We develop software to enable users to build and manage data warehouses and data lakes on Google Cloud Platform and AWS.
We started developing in the cloud in 2018 and quickly noticed the lack of tools. For the tooling available, we were shocked at the cost and nervous of getting locked into third party offerings. We needed to build a data warehouse using Google Cloud BigQuery. Our source data was uploaded to Google Cloud Storage buckets and we needed to get it into BigQuery and build a star schema Kimball style dimensional model. (We did it by the book and haven’t looked back a single day!)
While it was easy to run queries in BigQuery using the console and programmatically using the SDK there was no way to stich these together to build datawarehouse pipelines. (ie Those actually workable in the real world to build a real data warehouse) So we ended up “rolling our own.”
After much learning and a few years in production, we wanted to make our product available to others and so began an epic development effort. We effectively re-wrote the entire code base and added a nifty front end.
We soon realized our software needed to run in VMs and adapted our code accordingly.

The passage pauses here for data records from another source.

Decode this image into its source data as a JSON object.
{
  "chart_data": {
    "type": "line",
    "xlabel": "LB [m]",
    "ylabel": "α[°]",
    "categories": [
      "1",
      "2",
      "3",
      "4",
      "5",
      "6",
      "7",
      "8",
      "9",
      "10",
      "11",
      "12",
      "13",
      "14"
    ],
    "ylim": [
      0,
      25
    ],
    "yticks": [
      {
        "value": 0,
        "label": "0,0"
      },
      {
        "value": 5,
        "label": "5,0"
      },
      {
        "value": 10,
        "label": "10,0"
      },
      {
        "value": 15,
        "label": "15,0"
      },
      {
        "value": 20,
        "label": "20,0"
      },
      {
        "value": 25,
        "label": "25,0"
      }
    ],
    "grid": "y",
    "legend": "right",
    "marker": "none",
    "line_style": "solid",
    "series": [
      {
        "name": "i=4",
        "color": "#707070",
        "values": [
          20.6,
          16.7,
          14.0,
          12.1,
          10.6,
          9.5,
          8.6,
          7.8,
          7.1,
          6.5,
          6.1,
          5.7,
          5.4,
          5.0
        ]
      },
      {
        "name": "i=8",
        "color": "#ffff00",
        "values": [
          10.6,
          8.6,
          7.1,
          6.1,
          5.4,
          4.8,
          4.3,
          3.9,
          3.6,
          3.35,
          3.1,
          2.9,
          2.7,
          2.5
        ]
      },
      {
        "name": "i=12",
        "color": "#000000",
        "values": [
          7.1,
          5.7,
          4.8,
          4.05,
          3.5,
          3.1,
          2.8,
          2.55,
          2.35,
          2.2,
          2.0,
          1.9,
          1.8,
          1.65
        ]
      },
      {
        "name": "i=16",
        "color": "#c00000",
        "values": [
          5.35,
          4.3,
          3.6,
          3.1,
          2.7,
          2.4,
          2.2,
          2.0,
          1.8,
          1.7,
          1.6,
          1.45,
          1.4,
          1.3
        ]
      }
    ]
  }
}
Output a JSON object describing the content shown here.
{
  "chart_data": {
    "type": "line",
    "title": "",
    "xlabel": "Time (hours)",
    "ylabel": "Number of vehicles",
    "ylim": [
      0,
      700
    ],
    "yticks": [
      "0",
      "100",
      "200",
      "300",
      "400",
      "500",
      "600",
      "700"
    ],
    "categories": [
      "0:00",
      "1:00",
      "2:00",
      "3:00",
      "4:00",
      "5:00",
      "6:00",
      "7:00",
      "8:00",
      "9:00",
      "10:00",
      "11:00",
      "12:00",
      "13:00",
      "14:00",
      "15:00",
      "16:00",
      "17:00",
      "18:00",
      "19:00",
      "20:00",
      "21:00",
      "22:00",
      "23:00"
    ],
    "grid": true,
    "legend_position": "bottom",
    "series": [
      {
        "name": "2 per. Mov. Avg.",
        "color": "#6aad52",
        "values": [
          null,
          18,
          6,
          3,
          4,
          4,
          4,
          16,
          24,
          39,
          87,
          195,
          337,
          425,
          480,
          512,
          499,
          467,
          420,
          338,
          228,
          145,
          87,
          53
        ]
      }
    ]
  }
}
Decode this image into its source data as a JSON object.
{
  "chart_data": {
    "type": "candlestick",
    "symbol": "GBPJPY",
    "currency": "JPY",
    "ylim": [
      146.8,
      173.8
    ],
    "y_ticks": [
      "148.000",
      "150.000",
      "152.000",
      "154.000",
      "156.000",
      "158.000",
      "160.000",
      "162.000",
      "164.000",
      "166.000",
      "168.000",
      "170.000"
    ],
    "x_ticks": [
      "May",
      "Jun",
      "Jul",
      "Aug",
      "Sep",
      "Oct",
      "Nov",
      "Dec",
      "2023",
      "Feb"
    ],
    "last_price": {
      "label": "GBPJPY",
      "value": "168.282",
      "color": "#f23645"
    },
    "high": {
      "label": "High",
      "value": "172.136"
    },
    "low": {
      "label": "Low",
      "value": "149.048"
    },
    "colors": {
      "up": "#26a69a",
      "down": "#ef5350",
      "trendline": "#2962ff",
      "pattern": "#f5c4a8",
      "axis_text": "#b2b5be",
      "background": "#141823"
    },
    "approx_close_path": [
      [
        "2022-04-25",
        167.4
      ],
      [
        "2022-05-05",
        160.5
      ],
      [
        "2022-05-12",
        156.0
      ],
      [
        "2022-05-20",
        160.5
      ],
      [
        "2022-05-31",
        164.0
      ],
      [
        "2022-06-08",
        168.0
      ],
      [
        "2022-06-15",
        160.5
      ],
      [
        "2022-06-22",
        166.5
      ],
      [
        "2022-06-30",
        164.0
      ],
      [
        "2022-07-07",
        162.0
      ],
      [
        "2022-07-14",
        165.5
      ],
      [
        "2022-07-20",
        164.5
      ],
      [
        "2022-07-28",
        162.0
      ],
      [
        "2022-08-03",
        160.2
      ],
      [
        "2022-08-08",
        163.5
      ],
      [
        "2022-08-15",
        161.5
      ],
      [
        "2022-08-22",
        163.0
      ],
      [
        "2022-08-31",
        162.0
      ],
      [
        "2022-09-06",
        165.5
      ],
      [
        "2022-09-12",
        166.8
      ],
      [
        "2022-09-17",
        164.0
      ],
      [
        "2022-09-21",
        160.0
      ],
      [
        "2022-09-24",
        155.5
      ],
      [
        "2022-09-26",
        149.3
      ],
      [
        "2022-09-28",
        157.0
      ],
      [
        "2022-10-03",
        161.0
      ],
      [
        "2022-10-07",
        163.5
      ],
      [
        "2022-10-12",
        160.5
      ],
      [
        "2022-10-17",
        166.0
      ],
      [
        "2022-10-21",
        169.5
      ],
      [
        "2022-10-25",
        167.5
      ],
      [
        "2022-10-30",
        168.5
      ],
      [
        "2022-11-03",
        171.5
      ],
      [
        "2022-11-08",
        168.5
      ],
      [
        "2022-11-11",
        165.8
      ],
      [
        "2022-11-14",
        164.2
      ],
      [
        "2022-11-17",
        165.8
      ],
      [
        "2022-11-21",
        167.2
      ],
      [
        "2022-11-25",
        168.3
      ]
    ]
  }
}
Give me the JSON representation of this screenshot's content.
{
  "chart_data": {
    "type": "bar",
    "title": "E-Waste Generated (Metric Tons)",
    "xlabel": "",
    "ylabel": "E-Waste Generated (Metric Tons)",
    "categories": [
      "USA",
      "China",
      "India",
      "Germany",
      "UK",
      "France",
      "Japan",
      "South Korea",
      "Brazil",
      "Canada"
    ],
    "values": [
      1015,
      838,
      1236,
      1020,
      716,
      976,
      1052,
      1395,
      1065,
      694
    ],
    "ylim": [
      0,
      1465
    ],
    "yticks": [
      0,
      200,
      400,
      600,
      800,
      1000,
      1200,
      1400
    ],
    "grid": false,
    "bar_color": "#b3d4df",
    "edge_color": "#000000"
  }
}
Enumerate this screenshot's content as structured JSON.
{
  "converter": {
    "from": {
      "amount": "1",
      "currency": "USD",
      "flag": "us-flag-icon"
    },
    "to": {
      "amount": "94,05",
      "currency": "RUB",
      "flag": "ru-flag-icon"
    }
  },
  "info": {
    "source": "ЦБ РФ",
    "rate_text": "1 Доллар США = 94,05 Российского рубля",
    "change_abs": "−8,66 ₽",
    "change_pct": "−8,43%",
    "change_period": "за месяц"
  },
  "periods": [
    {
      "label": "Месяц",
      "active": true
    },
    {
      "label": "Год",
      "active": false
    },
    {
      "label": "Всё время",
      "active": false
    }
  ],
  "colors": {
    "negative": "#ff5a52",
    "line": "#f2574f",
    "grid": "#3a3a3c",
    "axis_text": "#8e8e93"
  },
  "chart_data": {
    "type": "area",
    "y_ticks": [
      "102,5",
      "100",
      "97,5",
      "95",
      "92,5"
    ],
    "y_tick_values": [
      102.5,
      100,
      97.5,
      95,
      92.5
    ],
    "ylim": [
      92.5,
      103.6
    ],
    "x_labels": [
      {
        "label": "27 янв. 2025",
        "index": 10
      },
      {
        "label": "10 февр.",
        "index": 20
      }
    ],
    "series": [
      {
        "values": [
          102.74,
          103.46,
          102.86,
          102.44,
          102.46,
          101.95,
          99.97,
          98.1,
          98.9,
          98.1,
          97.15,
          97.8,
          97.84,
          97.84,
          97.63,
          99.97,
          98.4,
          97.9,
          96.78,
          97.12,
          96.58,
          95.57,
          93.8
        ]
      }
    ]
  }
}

It was then that we became big fans of VMs over SAAS offerings. (Our software runs in EC2 instances on AWS. In our opinion, VMs are more secure than SAAS offerings and much more configurable!)
After a workable product was made for Google Cloud we cast our eyes further a field at AWS. After working with S3 and Athena we realized we could adapt the Google Product to AWS. A second epic development effort ensued (although we already had our nifty front end!) In the process, we managed to solve some sticky Athena limitations like (the 100 partition query limit) We were also able to transfer things we’d learnt with our AWS product back into our Google product!